Chicago trophy, engraving shop owners talk business

Chicago trophy, engraving shop owners talk business

What services do you offer?

Vyverberg: "We're a full-line awards store with engraving services."

Meell: "Mostly awards, but we do a few gifts and some engravings."

Redd: "We do engraving, acrylic plaques, trophies, name plates, name badges, sublimation, T-shirts and banners."


What's your most popular service?

Vyverberg: "Awards for all different occasions."

Meell: "Awards, because of the quality and service."

Redd: "Acrylic awards."

Why should people choose you over an online company?

Vyverberg: "With us, you get service, speed and community partnership."

Meell: "You know what you're getting, and if there's a mistake, it's a quick fix. I just think it's better to deal face-to-face with someone. You get a better product and better service."

Redd: "Because they can see what the items are. A lot of times online companies don't show the true size of an object."
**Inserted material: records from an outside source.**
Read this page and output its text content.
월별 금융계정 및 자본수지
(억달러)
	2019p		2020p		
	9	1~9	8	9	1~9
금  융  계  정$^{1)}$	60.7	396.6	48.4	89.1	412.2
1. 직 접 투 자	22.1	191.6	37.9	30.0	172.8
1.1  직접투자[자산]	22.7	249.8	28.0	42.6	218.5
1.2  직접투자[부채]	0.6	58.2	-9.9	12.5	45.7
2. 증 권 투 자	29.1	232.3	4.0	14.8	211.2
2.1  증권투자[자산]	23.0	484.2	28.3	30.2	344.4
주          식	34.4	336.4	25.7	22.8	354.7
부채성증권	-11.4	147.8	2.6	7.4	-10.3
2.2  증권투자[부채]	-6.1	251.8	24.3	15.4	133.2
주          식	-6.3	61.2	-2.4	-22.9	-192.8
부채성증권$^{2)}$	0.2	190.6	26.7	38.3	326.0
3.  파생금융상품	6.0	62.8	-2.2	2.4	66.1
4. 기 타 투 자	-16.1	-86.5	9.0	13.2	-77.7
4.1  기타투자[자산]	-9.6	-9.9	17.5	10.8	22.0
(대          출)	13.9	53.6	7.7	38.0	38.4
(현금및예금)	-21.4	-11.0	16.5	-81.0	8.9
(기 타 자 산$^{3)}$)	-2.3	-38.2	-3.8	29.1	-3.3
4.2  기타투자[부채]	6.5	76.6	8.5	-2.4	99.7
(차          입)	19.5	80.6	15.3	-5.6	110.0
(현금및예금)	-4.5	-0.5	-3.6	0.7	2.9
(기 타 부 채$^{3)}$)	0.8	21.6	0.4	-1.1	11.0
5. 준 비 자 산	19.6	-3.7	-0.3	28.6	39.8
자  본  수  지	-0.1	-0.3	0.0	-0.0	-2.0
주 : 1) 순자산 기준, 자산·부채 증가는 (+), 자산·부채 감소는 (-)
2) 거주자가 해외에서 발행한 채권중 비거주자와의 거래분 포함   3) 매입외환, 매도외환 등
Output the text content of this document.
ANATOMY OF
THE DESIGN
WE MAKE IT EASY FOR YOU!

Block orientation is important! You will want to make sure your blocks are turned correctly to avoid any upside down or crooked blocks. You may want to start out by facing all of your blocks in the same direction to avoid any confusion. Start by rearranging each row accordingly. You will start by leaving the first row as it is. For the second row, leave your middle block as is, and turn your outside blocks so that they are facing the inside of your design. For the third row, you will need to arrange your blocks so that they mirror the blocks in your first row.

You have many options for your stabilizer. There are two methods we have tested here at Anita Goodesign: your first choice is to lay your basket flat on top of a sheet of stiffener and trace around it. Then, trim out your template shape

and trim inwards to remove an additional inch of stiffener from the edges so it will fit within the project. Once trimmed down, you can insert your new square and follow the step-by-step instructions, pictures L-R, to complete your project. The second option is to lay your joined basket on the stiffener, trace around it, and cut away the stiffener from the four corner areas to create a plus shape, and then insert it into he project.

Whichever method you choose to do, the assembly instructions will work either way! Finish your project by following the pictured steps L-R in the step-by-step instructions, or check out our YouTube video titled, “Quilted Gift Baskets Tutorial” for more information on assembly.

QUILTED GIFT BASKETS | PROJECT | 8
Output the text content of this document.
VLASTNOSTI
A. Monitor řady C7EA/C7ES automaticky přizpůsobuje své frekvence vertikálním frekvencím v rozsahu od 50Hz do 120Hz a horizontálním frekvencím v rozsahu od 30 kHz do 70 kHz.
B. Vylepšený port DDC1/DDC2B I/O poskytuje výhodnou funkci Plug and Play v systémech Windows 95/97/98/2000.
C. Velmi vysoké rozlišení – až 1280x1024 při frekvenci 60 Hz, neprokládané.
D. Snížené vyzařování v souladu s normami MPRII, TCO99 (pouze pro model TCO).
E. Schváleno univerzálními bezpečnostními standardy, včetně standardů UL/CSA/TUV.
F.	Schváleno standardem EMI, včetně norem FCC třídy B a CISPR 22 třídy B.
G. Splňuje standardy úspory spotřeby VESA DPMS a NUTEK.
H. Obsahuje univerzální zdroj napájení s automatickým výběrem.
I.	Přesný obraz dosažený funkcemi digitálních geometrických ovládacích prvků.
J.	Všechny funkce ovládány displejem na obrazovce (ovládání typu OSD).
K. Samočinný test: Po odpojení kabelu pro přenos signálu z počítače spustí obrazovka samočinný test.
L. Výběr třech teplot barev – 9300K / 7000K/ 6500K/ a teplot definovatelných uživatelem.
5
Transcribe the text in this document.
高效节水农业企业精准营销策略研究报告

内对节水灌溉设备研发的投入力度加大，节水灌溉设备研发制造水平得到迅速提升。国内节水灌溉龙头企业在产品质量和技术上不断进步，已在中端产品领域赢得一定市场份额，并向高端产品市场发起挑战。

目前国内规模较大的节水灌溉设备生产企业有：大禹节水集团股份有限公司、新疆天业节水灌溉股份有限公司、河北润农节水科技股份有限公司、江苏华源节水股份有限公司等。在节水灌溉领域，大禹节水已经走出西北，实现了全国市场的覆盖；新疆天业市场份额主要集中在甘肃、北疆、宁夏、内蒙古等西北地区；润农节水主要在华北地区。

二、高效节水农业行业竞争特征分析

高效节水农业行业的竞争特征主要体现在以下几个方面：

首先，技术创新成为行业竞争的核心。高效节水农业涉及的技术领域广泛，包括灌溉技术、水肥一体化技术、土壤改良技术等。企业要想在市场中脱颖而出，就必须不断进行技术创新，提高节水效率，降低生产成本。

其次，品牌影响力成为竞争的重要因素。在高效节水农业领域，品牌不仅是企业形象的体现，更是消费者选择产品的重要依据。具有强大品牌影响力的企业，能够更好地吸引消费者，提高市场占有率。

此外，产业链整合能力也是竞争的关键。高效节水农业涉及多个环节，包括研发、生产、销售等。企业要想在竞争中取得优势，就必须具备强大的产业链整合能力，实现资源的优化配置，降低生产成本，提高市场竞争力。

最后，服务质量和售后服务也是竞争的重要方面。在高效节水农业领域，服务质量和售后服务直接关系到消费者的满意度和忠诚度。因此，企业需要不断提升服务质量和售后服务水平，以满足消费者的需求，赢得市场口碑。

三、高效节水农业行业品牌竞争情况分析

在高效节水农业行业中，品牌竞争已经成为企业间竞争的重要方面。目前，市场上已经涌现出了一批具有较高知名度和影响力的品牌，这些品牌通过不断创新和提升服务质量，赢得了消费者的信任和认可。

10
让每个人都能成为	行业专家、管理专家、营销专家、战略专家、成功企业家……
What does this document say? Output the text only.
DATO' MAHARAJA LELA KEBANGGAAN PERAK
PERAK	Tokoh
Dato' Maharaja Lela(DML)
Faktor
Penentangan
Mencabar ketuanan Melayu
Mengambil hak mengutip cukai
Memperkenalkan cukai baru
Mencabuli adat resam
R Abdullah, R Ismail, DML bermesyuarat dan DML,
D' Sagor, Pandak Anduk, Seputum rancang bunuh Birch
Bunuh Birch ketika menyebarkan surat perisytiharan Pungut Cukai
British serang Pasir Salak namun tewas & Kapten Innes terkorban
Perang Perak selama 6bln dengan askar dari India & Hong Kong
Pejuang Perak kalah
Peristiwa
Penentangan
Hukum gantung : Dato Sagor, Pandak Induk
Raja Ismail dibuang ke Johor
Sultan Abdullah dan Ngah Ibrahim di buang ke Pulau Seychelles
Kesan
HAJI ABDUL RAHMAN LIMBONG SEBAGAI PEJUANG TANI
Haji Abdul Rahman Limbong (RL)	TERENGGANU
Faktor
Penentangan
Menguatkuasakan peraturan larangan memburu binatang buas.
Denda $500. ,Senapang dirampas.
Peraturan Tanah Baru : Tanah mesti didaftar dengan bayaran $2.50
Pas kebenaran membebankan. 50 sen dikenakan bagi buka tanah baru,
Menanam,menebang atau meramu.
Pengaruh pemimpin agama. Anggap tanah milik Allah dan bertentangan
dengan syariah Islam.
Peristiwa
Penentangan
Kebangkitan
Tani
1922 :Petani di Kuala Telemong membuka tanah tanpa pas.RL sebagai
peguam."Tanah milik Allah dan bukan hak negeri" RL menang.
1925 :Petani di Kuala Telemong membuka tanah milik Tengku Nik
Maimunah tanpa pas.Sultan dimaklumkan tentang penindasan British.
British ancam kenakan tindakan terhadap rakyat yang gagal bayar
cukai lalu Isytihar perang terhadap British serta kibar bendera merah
How do you charge for trophies?

Vyverberg: "It depends on their budget and the occasion - there's really no average size or cost."

Meell: "We charge per item by size. The engraving costs vary, but it's generally per letter. An average plaque is about $50, an average trophy would be $20."

Redd: "It's by size. Engraving comes with the trophies. The average size is around 12 inches and they can run anywhere from about $7 to $9, depending on the base."


How far in advance should people place their order?

Vyverberg: "For most of our product line, the production time is around a week."

Meell: "It depends on the size of the order, but generally, one week is sufficient."

Redd: "About five to seven days."


Are trophy shops a dying business?

Vyverberg: "It's still going strong."

Meell: "I don't really think so, although the web has cut down on business. There are three or four shops in the area that are all still in business."

Redd: "It's a seasonal business, but the way the economy is, it could be dying because trophies and awards aren't the first thing on people's minds."


Where do you get most of your business?

Vyverberg: "Probably from organizations. But we do accept walk-in traffic and we'll build you a trophy if you want."

Meell: "Most of our business is corporate. We do a lot of schools next, then the general public."

Redd: "Churches, schools, and then individuals and non-profits."